Mark Bradford, l’air a été porté, 2025, des matériaux mélangés dans la toile pour la concession aimable de l’artiste et Hauser & Wirth.

J’ai utilisé du papier permanent comme ingrédient.
Ce document est un ingrédient spécial qui a fait mon intérieur, c’est-à-dire le monde en studio et dans le monde extérieur. Cette série a appris à combiner la langue que j’ai apportée de l’expérience sociale avec l’abstraction.
Des matériaux communs tels que des dépliants et des affiches sont utilisés.
Pour moi, les traces et les souvenirs des matériaux sont importants. J’espère que les visiteurs qui voient mon travail penseront d’où viennent les ingrédients de cette œuvre.

Son travail n’a rien à faire pour dénué de sens. La carte et le journal se chevauchaient dans “Blue”, qui a travaillé avec du papier permanent, métaphore la vie et l’histoire de ceux qui vivent dans des zones divisées en cartes. Il y a aussi une œuvre appelée “ Fate évidente ” (2023), qui a été démolie depuis plusieurs années sur les murs de la ville et installée comme un énorme autel. Au travail, vous pouvez voir la phrase publicitaire “Johnny Buy House”. À la recherche de «trésorerie en urgence», témoigne de la réalité du capital spéculatif qui acquiert des maisons de la vulnérable. La série de “programme de trains”, qui révèle le temps du train et la place du lieu flou, est une reconstruction abstraite de la “grande migration” de 6 millions de Noirs qui ont émigré au racisme au début du XXe siècle.

Il y a deux semaines, il est entré en Corée et a préparé une exposition. “Même si je marchais dans les rues d’Itaewon, mon intérêt était tous les petits magasins dans la rue et les propriétaires de petites entreprises qui y travaillaient.” “Ce sont” mon peuple “.

La raison pour laquelle j’ai choisi l’abstraction.
Je ne veux pas décrire ou expliquer tout directement sous la forme. La joie de vivre en tant qu’artiste est importante pour moi aussi. Mon travail s’appelle “Abstract Social” et je veux dire que c’est un résumé qui traite des souvenirs sociaux.
Pourquoi les souvenirs sociaux sont-ils importants?
Avant d’entrer à l’école d’art à la fin de l’âge, j’ai eu beaucoup de travail. Je ne veux pas séparer ce que j’ai vécu de moi ou l’éliminer comme si j’étais un être différent. Les difficultés économiques, les désirs de ceux qui veulent une vie meilleure et des inégalités chez les femmes ou les minorités sexuelles sont toutes liées au pouvoir et sont liées à une seule.
Je suis allé à l’université tard.
J’ai grandi dans une famille pauvre et je n’ai jamais mis dans la bouche “art” ou “artiste”. L’éducation universitaire a été une «histoire country» grâce à la conversation des invités du salon de beauté. J’avais vingt ans. J’ai commencé à m’inscrire au programme artistique universitaire, pensant que même s’il sort de l’université, je peux être professeur d’art.

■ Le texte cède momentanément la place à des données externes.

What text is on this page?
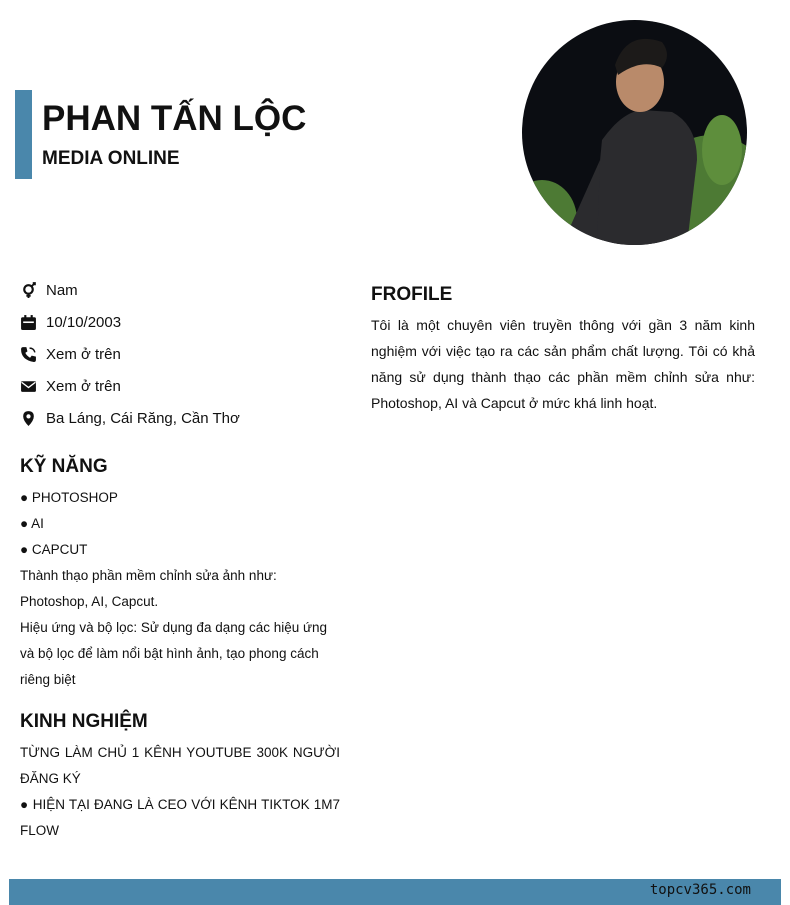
PHAN TẤN LỘC
MEDIA ONLINE
Nam
10/10/2003
Xem ở trên
Xem ở trên
Ba Láng, Cái Răng, Cần Thơ
KỸ NĂNG
● PHOTOSHOP
● AI
● CAPCUT
Thành thạo phần mềm chỉnh sửa ảnh như: Photoshop, AI, Capcut.
Hiệu ứng và bộ lọc: Sử dụng đa dạng các hiệu ứng và bộ lọc để làm nổi bật hình ảnh, tạo phong cách riêng biệt
KINH NGHIỆM
TỪNG LÀM CHỦ 1 KÊNH YOUTUBE 300K NGƯỜI ĐĂNG KÝ
● HIỆN TẠI ĐANG LÀ CEO VỚI KÊNH TIKTOK 1M7 FLOW
FROFILE
Tôi là một chuyên viên truyền thông với gần 3 năm kinh nghiệm với việc tạo ra các sản phẩm chất lượng. Tôi có khả năng sử dụng thành thạo các phần mềm chỉnh sửa như: Photoshop, AI và Capcut ở mức khá linh hoạt.
topcv365.com
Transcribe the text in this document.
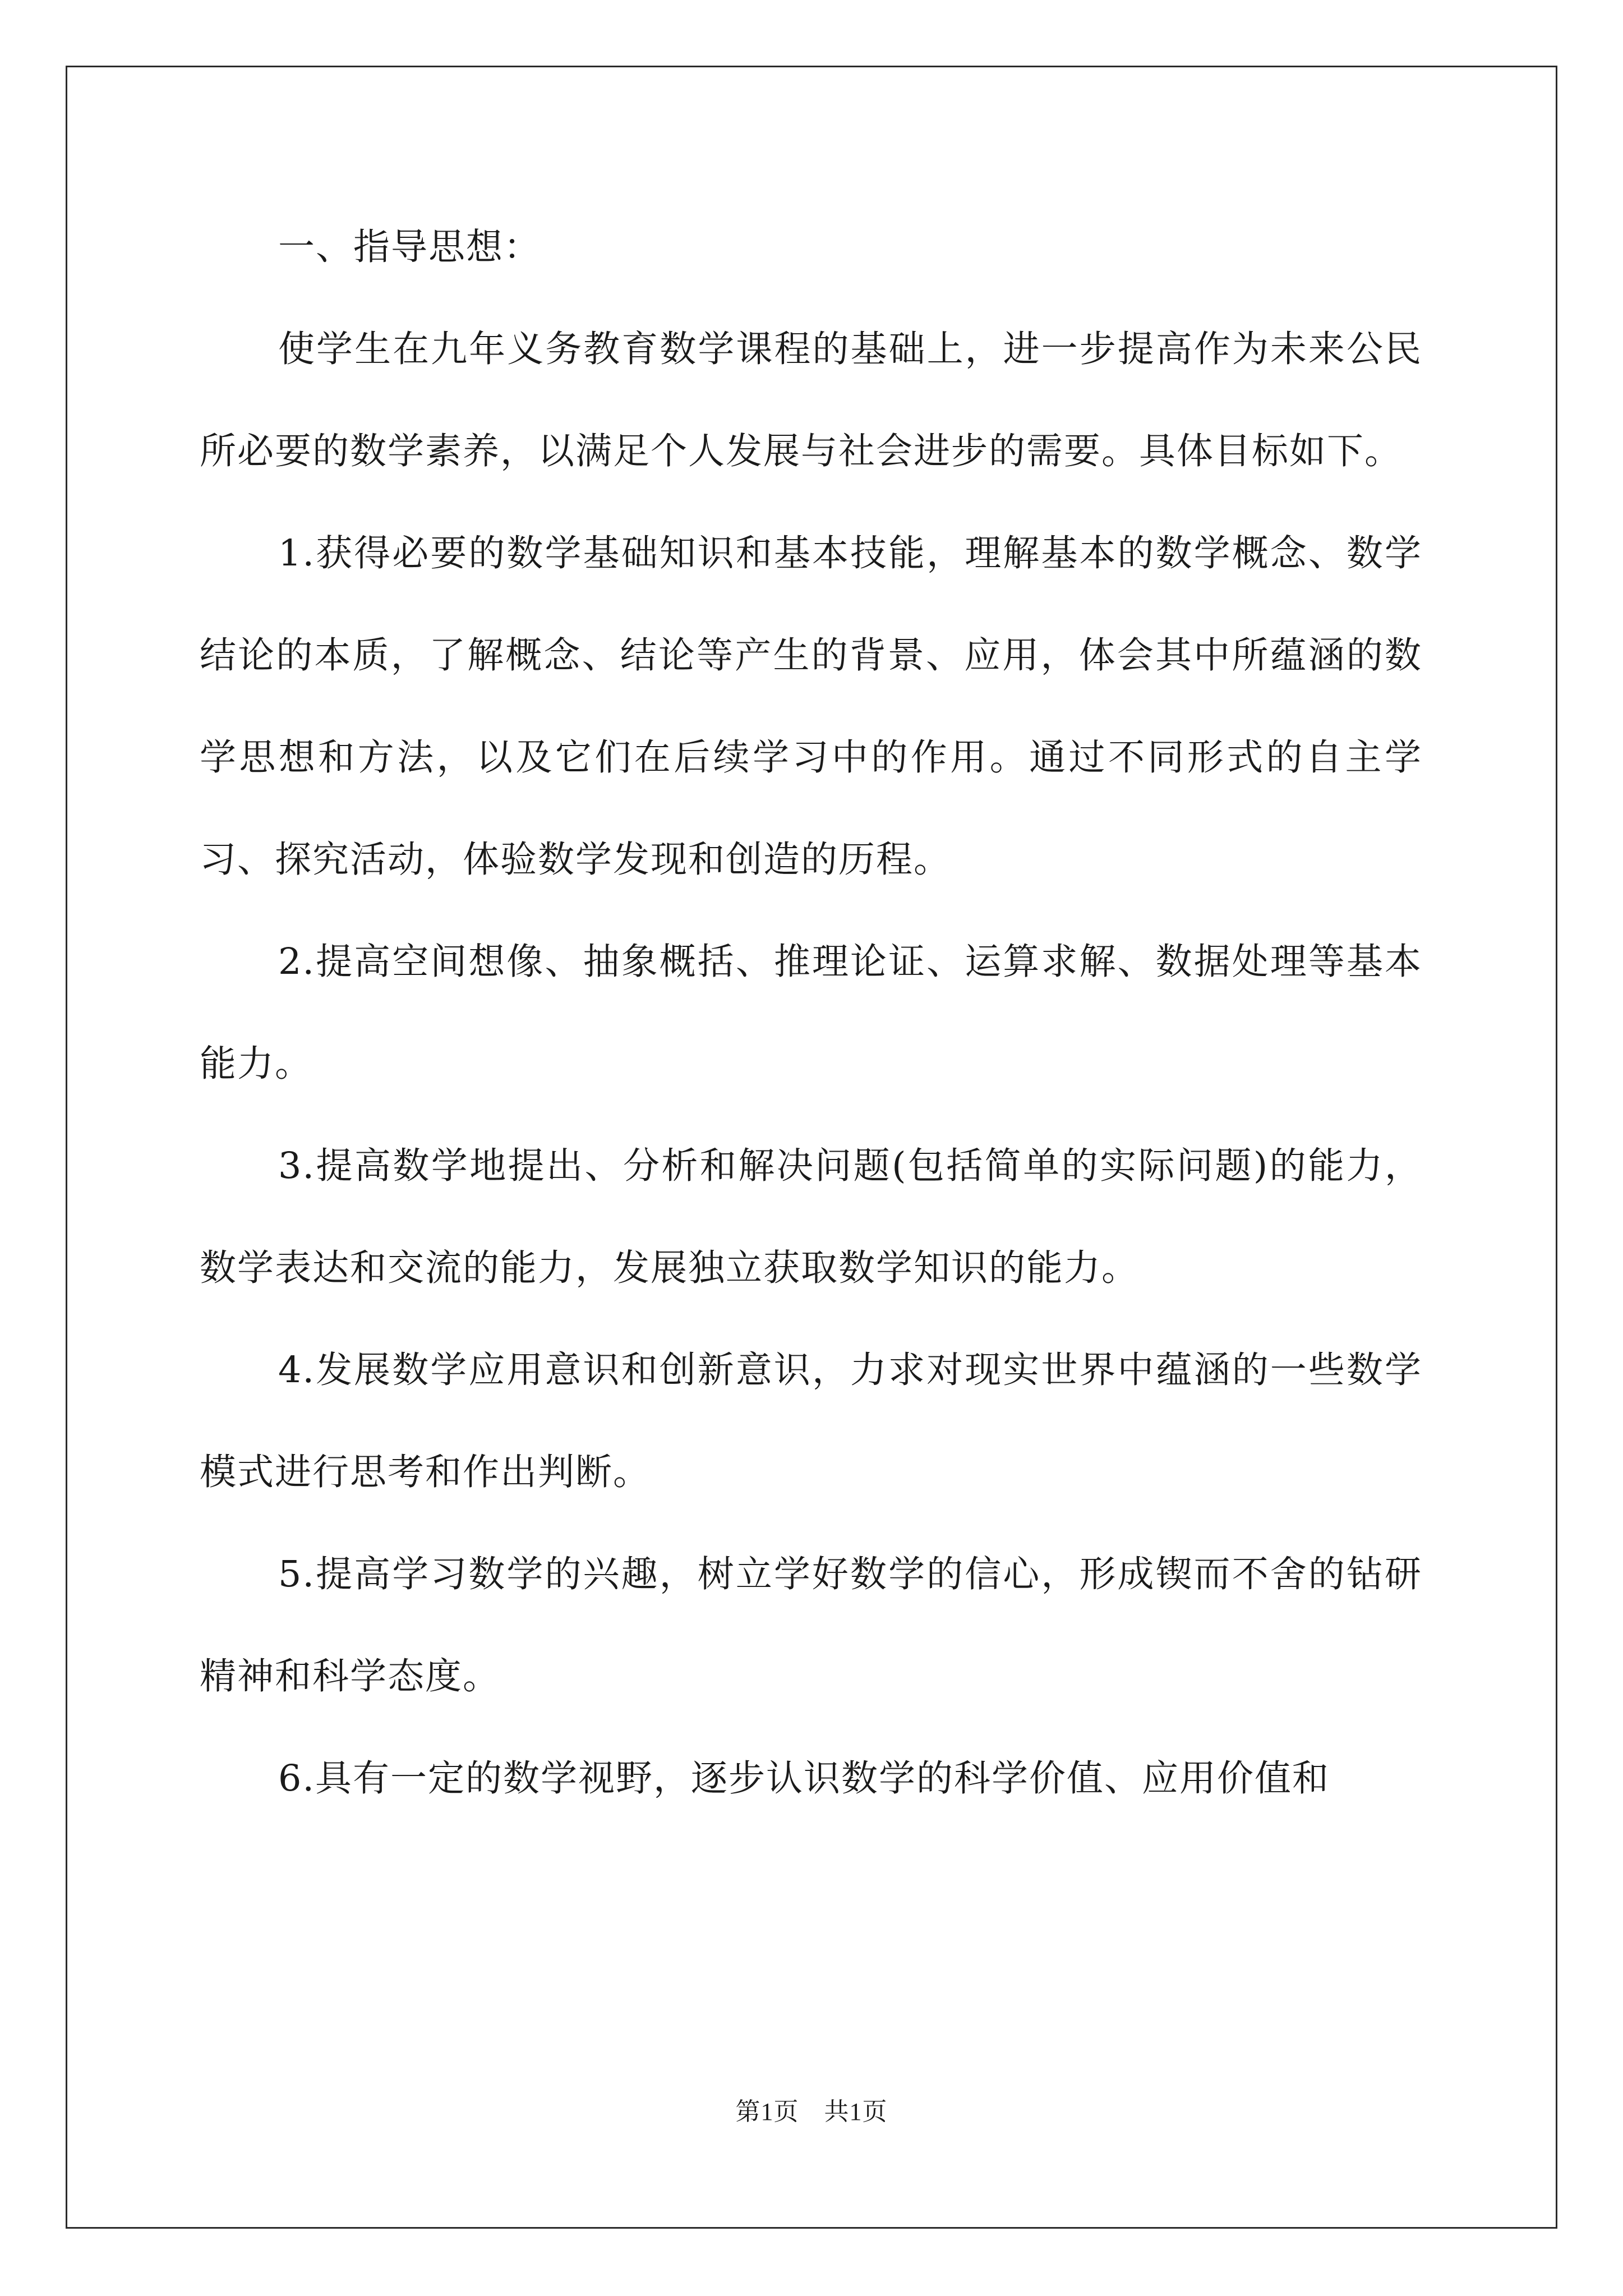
一、指导思想：

使学生在九年义务教育数学课程的基础上，进一步提高作为未来公民所必要的数学素养，以满足个人发展与社会进步的需要。具体目标如下。

1.获得必要的数学基础知识和基本技能，理解基本的数学概念、数学结论的本质，了解概念、结论等产生的背景、应用，体会其中所蕴涵的数学思想和方法，以及它们在后续学习中的作用。通过不同形式的自主学习、探究活动，体验数学发现和创造的历程。

2.提高空间想像、抽象概括、推理论证、运算求解、数据处理等基本能力。

3.提高数学地提出、分析和解决问题(包括简单的实际问题)的能力，数学表达和交流的能力，发展独立获取数学知识的能力。

4.发展数学应用意识和创新意识，力求对现实世界中蕴涵的一些数学模式进行思考和作出判断。

5.提高学习数学的兴趣，树立学好数学的信心，形成锲而不舍的钻研精神和科学态度。

6.具有一定的数学视野，逐步认识数学的科学价值、应用价值和

第1页　共1页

En 2014, il a fondé The Art + Practice (Art + Practice) dans le sud de Los Angeles pour soutenir les adolescents. “Je voulais aider des gens comme moi. Je voulais dire à mes amis qui étaient créatifs, vieux, honteux, introvertis et traumatisants.” “Le monde de l’art revient au centre de la classe blanc et de la classe moyenne, et est normalement soutenu qu’ils ont fait”, a-t-il déclaré. “Le programme local lié au musée devrait être diversifié afin que les jeunes de la classe difficile ne soient pas piégés dans leur communauté et puissent vivre de l’art”.

Lorsqu’on lui a demandé s’il n’avait pas entendu le fardeau de montrer quelque chose de nouveau en tant qu’écrivain évident, il a répondu: “Ce n’est jamais”. “Je fais ce que je veux faire et j’aime ça si je l’aime. Je n’aime pas ça”, a-t-il déclaré. “Vous pouvez ruiner ce que les artistes semblent plus intelligents et plus ruinés. L’important est de demander et de demander ce que je veux vraiment faire.” L’exposition est jusqu’au 25 janvier de l’année prochaine.